By late morning he had a number of random-seeming lines scribbled down on paper, but the whole shape of the thing was in his mind, and by late afternoon the Sins’ opening speeches were well toward being finished, and he doubted the Virtues would give him much more trouble. His one worry through supper was that he would be summoned to Lady Jacquetta that evening, and when George slapped him on the shoulder at the meal’s end and asked if he wanted to join some of the fellows at the Crescent Moon tonight—“I’ve heard they’ve opened a cask that’s not so bad.”—Joliffe agreed more readily than he might have otherwise.
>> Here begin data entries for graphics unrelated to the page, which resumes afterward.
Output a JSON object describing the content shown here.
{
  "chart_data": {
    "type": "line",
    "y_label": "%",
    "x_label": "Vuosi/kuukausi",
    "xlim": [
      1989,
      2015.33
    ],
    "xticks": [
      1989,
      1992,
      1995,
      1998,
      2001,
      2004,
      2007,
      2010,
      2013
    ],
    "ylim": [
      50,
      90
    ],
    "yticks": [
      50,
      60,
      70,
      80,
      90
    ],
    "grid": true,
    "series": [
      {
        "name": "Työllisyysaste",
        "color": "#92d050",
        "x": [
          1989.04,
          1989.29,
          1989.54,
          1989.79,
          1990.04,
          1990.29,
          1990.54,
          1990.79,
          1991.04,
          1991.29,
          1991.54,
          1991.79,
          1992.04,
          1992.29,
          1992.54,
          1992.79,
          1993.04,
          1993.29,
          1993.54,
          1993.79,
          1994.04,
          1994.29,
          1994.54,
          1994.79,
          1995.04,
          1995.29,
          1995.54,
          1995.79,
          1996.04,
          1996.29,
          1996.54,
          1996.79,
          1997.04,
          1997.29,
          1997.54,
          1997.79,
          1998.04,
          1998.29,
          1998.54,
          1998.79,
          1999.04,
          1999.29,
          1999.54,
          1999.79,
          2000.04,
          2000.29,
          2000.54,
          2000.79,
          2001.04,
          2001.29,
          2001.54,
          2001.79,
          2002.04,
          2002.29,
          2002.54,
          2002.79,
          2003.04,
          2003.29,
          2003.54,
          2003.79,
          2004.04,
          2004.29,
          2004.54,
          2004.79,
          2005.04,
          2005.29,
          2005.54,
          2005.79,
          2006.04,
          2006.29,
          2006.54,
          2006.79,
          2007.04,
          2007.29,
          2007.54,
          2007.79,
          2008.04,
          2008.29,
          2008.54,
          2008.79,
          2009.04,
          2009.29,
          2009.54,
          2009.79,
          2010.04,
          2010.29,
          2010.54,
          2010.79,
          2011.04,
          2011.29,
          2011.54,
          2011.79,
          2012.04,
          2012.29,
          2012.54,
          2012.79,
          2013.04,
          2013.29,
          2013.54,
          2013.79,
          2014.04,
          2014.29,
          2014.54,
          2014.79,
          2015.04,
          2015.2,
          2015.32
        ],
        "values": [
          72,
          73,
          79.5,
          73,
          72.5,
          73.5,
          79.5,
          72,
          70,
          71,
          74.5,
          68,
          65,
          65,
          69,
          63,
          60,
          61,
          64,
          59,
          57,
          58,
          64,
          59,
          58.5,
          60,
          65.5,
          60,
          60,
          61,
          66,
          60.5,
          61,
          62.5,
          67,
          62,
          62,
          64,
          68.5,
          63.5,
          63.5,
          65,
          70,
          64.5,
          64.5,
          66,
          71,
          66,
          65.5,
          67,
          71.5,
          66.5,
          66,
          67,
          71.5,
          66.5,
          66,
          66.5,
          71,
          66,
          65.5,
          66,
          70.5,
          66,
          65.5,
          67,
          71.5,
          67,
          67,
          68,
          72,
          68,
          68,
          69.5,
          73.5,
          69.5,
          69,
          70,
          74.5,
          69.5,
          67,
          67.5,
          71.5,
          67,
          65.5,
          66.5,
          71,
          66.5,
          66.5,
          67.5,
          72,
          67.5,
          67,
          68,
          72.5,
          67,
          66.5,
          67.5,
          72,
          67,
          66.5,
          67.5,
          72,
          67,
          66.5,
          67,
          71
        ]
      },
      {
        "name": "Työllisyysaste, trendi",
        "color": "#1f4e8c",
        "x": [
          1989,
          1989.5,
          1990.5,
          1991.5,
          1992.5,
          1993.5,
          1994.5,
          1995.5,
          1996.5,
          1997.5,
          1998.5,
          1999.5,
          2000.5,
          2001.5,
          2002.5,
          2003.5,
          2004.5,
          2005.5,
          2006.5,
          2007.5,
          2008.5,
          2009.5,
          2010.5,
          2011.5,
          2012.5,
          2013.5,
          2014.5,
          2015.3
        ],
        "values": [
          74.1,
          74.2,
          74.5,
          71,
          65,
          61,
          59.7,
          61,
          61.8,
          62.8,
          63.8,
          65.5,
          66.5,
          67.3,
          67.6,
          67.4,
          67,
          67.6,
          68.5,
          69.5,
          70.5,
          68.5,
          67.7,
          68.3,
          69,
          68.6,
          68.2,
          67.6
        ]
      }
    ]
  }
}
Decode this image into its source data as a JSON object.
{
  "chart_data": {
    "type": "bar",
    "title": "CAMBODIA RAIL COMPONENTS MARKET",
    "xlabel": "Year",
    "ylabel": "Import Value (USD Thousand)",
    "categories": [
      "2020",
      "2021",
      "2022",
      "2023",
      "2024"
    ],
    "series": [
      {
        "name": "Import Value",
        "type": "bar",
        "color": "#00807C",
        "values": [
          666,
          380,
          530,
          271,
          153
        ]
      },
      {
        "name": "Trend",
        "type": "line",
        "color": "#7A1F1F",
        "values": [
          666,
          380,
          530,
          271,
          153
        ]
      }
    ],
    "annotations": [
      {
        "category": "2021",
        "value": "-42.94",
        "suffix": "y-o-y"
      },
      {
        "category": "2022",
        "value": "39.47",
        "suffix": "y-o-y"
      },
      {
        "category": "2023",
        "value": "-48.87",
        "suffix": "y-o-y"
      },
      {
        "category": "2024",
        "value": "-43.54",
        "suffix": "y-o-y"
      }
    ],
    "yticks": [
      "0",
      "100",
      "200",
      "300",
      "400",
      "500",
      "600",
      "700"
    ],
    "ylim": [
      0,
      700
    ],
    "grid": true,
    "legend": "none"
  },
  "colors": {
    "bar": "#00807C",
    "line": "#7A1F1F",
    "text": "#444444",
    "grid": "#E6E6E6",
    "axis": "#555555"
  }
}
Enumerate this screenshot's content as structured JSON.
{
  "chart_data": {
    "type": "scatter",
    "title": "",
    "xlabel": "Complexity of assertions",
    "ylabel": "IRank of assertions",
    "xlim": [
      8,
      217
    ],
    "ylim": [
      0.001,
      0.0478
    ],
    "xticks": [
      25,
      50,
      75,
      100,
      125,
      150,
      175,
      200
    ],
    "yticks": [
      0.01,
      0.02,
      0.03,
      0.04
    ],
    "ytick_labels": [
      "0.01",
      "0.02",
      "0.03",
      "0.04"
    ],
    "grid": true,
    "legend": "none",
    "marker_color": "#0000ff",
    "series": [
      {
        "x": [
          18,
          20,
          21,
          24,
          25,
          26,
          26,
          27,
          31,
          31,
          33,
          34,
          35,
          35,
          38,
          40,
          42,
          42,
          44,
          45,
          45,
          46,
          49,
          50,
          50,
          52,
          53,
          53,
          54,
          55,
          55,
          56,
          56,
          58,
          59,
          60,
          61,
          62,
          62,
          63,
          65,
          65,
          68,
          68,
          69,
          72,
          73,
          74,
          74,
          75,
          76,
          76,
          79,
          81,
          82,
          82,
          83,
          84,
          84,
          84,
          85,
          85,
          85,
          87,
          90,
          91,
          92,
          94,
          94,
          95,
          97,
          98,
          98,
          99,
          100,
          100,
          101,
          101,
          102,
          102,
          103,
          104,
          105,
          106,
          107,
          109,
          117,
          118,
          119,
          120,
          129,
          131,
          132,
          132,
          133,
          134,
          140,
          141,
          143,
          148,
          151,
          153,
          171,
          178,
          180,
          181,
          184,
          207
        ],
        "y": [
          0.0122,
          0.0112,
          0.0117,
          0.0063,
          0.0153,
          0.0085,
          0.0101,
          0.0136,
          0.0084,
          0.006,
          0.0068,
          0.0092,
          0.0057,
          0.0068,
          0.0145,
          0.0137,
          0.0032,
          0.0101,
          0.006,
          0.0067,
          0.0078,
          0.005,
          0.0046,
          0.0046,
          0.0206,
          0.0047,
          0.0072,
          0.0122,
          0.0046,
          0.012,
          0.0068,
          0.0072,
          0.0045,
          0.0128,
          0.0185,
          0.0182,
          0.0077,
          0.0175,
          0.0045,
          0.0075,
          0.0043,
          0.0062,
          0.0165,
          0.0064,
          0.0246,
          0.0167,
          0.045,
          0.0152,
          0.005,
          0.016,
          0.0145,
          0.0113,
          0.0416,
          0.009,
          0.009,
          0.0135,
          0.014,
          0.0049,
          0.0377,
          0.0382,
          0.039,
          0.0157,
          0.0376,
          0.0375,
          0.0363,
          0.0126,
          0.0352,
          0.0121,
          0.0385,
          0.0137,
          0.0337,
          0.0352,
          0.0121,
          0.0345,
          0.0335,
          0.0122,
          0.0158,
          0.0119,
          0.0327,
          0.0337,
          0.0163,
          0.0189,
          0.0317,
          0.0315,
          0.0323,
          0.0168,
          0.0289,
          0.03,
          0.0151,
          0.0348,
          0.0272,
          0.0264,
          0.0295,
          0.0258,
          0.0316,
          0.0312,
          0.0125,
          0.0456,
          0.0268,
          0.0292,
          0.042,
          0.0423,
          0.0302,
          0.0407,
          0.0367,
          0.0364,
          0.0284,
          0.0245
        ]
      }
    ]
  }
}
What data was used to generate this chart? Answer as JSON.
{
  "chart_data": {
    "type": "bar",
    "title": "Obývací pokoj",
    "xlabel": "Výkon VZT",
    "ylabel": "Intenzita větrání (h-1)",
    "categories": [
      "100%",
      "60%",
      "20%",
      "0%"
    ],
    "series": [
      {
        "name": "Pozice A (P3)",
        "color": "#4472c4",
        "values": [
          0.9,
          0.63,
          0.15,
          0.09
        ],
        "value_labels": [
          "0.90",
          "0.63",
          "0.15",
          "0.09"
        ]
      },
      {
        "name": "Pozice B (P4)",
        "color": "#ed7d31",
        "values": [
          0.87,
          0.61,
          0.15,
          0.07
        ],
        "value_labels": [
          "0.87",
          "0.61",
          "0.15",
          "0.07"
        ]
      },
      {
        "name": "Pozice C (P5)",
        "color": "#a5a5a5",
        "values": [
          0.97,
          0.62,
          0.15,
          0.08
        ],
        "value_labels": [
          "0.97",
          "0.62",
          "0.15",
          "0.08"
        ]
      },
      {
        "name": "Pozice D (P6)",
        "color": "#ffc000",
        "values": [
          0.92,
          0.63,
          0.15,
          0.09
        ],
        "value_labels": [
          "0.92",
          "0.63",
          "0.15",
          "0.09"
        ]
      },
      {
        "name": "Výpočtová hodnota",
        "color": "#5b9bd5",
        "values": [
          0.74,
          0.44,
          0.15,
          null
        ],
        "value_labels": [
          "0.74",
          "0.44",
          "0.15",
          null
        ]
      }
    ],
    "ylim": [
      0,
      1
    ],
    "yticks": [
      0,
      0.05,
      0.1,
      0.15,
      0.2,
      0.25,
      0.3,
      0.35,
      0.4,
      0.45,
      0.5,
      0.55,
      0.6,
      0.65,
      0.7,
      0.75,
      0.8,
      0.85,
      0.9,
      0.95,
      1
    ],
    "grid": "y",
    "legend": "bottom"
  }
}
Besides, it would give him a chance to play up both John Ripon’s insistence he must not drink too much and his worries about the war, and he started while he and George were crossing the yard toward the gateway by asking, “George, while we’re out—that fellow that’s said to teach sword-work—the one someone was talking of yesterday—could you show me where he lives? Maybe recommend me to him?”
“Saint Agatha’s breasts! I don’t know the man,” George protested. “I’ve only heard of him. You’re not truly set on this, are you? You’re in Rouen, not out in the bleeding countryside!”
“Strugge didn’t think here was all that safe,” Joliffe said with an edge of stubborn whine. “This Master Doncaster is good?”
“Experienced, anyway. Fought at Agincourt and all that.”
“Ha!” someone said, coming up behind them. “Like every other old soldier in Normandy, he was at Agincourt. Ha!”
George slapped a hand on the newcomer’s shoulder and said to Joliffe, “Estienne, clerk of the chamber to his grace the bishop, and a right good drinking companion. Coming to the Crescent with us?”
Estienne was a short, bustling man, perhaps a little older than George, dressed in a dark clerk-gown much like their own, and he said he would most willingly go to the Crescent with them, adding scornfully as they passed through the gateway, “If every Englishman who says he was at Agincourt had truly been there, your King Henry’s army would have been double the size of the French and his victory none so glorious after all.”